Health News Roundup

Paying hospitals to keep people out, overlooking autism in minority children, and more in this week’s roundup

health equity

Use of HIV-prevention drug grows, but lags among non-whites
Anna Gorman, Kaiser Health News, March 15
Eric Russell, 24, recently joined a health support group for young Latino and black gay men, where he learned about the HIV-prevention pill known as PrEP. The Los Angeles man started taking the drug this year and now encourages other young minority men to do the same. In 2015, 44 percent of people who could potentially have benefited from PrEP were African-Americans, but only 1.4 percent of those — 7,000 out of about 500,000— had prescriptions for PrEP.

Black and Latino children are often overlooked when it comes to autism
Casey Rentz, NPR, March 19
Autism Spectrum Disorder is a disease that affects people of all races and ethnicities, but research shows that African-American and Latino children with autism are diagnosed at older ages than white children, giving them less of an opportunity for proper intervention and treatment.

health care delivery

Paying hospitals to keep people out of hospitals? It works in Maryland.
Jay Hancock, Baltimore Sun, March 16
In the four years since Maryland implemented a statewide system of pushing hospitals to reduce admissions, such savings are adding up to hundreds of millions of dollars for the taxpayers, employers and others who ultimately pay the bills, a new report shows.

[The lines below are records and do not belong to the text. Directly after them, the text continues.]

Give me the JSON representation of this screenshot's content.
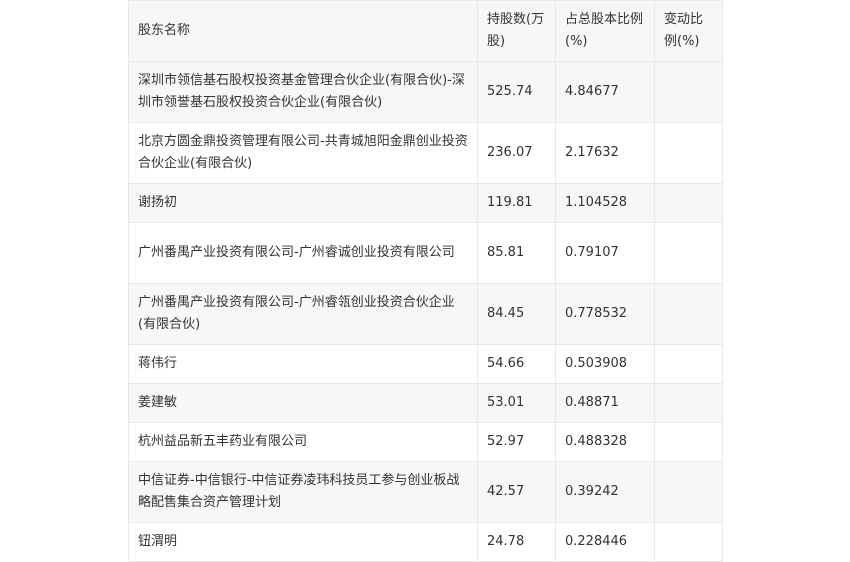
{
  "table": {
    "headers": [
      "股东名称",
      "持股数(万股)",
      "占总股本比例(%)",
      "变动比例(%)"
    ],
    "rows": [
      [
        "深圳市领信基石股权投资基金管理合伙企业(有限合伙)-深圳市领誉基石股权投资合伙企业(有限合伙)",
        "525.74",
        "4.84677",
        ""
      ],
      [
        "北京方圆金鼎投资管理有限公司-共青城旭阳金鼎创业投资合伙企业(有限合伙)",
        "236.07",
        "2.17632",
        ""
      ],
      [
        "谢扬初",
        "119.81",
        "1.104528",
        ""
      ],
      [
        "广州番禺产业投资有限公司-广州睿诚创业投资有限公司",
        "85.81",
        "0.79107",
        ""
      ],
      [
        "广州番禺产业投资有限公司-广州睿瓴创业投资合伙企业(有限合伙)",
        "84.45",
        "0.778532",
        ""
      ],
      [
        "蒋伟行",
        "54.66",
        "0.503908",
        ""
      ],
      [
        "姜建敏",
        "53.01",
        "0.48871",
        ""
      ],
      [
        "杭州益品新五丰药业有限公司",
        "52.97",
        "0.488328",
        ""
      ],
      [
        "中信证券-中信银行-中信证券凌玮科技员工参与创业板战略配售集合资产管理计划",
        "42.57",
        "0.39242",
        ""
      ],
      [
        "钮渭明",
        "24.78",
        "0.228446",
        ""
      ]
    ]
  }
}
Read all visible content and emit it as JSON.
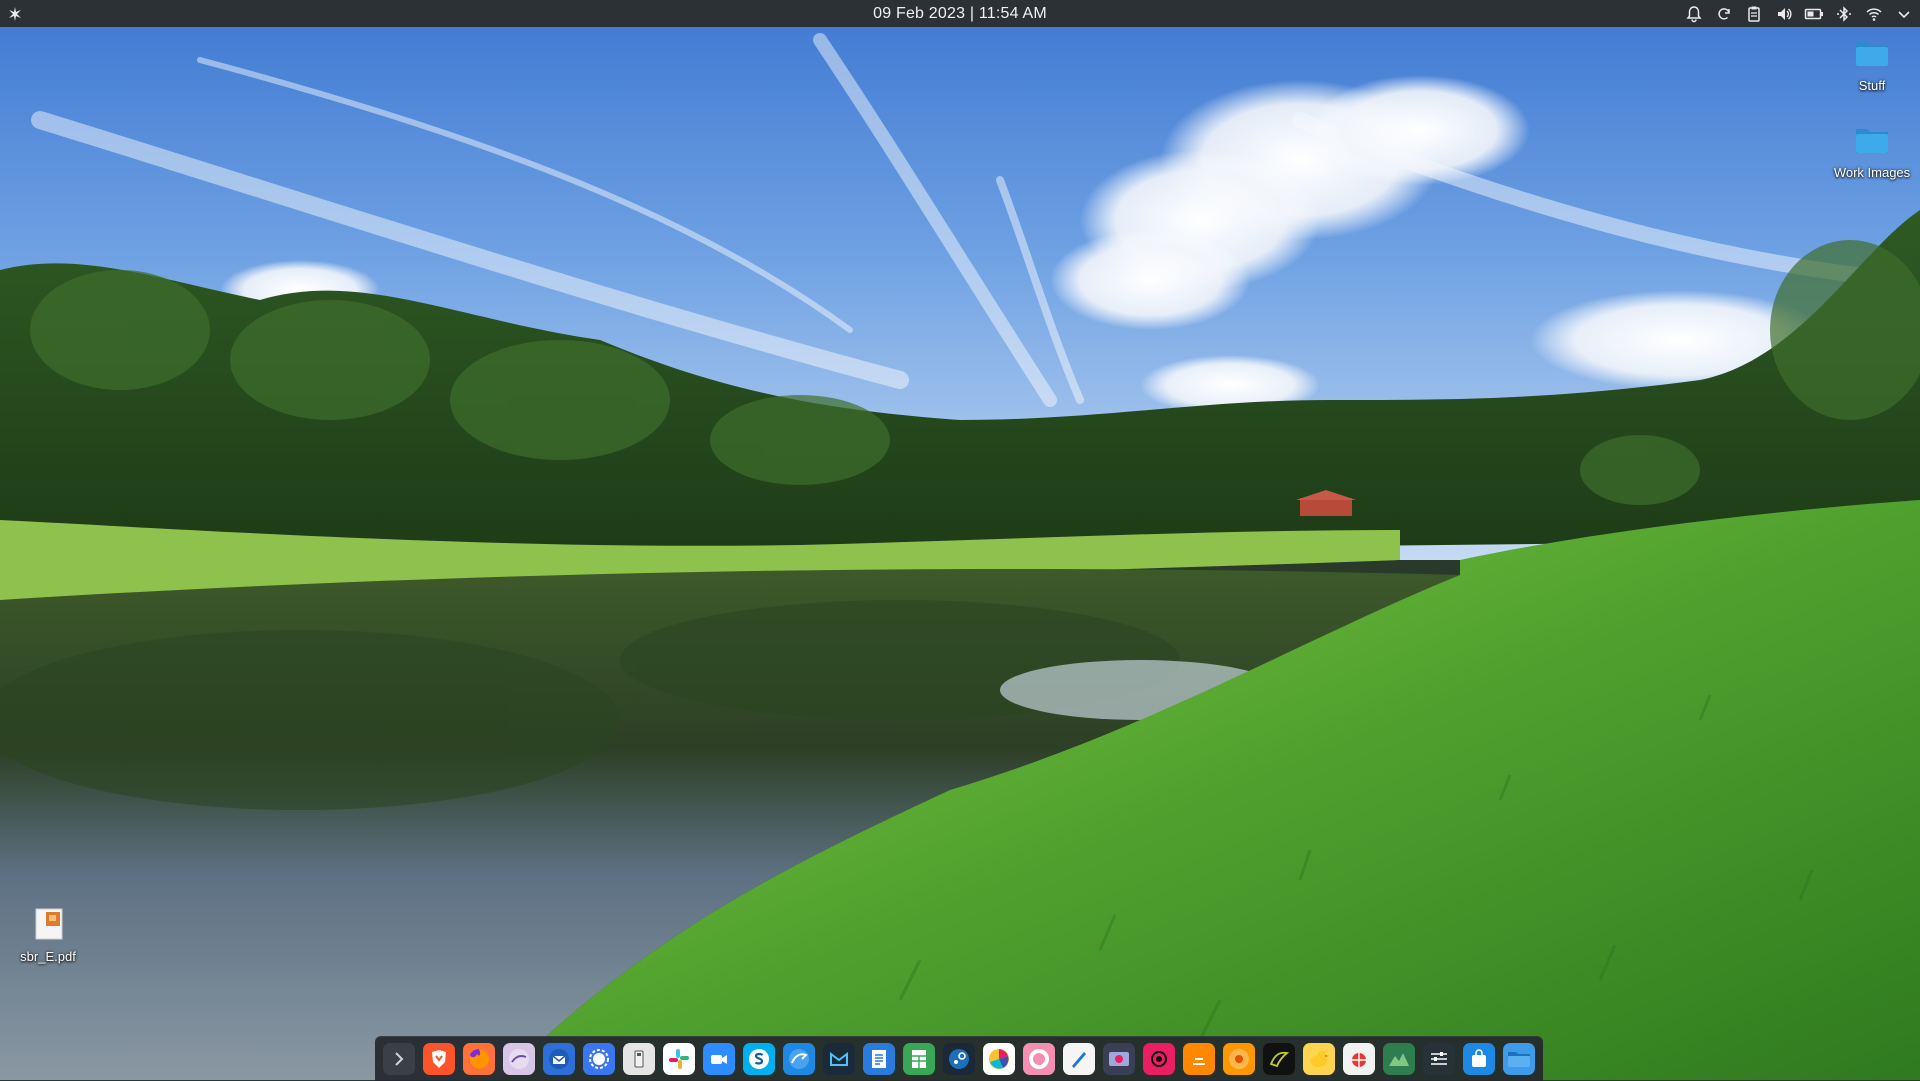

Medicaid is rural America’s financial midwife
Shefali Luthra, Kaiser Health News, March 12
Started in 1965, Medicaid today is part of the financial bedrock of rural hospitals. As treatments have become increasingly sophisticated — and expensive — health care has become inextricably linked to Medicaid in rural areas, which are often home to lower-income and more medically needy people. Medicaid pays for close to 45 percent of all U.S. births annually, and about 51 percent of rural births, according to research.

race

Extensive data shows punishing reach of racism for black boys
Emily Badger, Claire Cain Miller, Adam Pearce, Kevin Quealy, New York Times, March 19
Black boys raised in America, even in the wealthiest families and living in some of the most well-to-do neighborhoods, still earn less in adulthood than white boys with similar backgrounds, according to a sweeping new study that traced the lives of millions of children. Even when children grow up next to each other with parents who earn similar incomes, black boys fare worse than white boys in 99 percent of America. And the gaps only worsen in the kind of neighborhoods that promise low poverty and good schools.